Despite my sarcastic introduction to this topic I actually am a terribly firm believer in being yourself in every sense of the word and I thought that was exactly how I was living my life. Until today.
Bear with me with this odd beginning…I have a point I swear…
I was watching tutorials on YouTube about dying hair silver/grey and a variety of pastel colours. (Bit of history, Taylor and I used to dye our hair blue and pink when we were 14/15, before it was in fashion and we were seen as super eccentric for it haha and now, of course, its a giant trend.) I was getting really excited and was thinking about dying maybe the bottom layer of my hair a blue/purple colour but I wasn’t sure. Or as I said to Taylor “I’m too scared!”. Too scared..? To dye my hair a temporary colour? And just like that it clicked.
I WANTED to try something, but I was SCARED of what people would say. I was scared to be myself. Look if I am being 100% honest I was scared about what a guy might think of it and what certain girls might say and if it would suit me and the ‘look’ I was going for… I did not even realise I was going for a look! I should not be going for ‘a certain look’, that is a mistake on the road to being yourself.
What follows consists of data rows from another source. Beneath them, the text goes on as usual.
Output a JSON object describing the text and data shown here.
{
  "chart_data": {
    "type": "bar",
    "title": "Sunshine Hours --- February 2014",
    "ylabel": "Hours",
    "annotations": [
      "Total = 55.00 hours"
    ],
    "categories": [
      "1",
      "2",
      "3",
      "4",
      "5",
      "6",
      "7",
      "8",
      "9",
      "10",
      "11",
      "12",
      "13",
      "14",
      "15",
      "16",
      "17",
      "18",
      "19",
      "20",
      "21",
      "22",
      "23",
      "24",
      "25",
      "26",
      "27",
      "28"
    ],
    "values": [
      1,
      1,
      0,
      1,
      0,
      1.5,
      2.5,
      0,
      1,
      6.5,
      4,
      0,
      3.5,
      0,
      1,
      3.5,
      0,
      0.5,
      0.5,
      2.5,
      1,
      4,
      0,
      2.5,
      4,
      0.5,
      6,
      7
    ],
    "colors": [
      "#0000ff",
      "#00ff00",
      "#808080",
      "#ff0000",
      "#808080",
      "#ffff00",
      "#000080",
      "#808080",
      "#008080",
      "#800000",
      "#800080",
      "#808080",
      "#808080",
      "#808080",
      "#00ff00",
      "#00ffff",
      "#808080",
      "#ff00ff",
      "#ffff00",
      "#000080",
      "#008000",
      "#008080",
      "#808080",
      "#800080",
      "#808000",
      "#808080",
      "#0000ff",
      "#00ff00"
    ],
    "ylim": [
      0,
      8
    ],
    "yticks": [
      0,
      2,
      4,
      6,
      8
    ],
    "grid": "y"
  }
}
Being yourself means having total faith in yourself, loving yourself and not being afraid to show yourself to the world, despite what other people might say.
Sometimes I do not feel faithful to myself, I forget to love myself and I feel very powerless. Sometimes I begin to slip into old habits of letting my happiness rely on my desirability to someone else. Someone who is not perfect themselves and does not know how I work. I worry about how many people are talking about my behind my back, snickering at me, pointing out my flaws. I get anxious that I am annoying. I get anxious that I am annoying. I get anxious that I am annoying. That is the perfect summary of these thoughts brought in by the gremlin that lives in the back of my mind and in the corners of my smile. This little gremlin tries to crawl into the forefront of my mind every so often and drag me backwards, away from self-love and self-acceptance. He tries to tell me that of course it is important that, that person should like me and that I need to try and impress people by being someone that I am not.
Every day I am working towards silencing the little gremlin forever. (Sometimes my hormones do not help me with this haha)
So all that pointless story-time aside, what did I realise?
1. Sometimes you think you are being yourself but you are not.
2. Caring about other peoples opinions on how you look or what you say is not being yourself.
3. To be yourself you must…here it is… DO WHAT MAKES YOU HAPPY! (Ugh, another cliché)
4. Being yourself means you will be walking with true friends, which is always worth it, no matter how small the circle gets.
So I will be dying my hair whatever colour I feel like and having fun with it because doing what makes you happy is a PERSONAL choice and is not the same for everyone so therefore you are being unique, you are being YOURSELF! (Success!)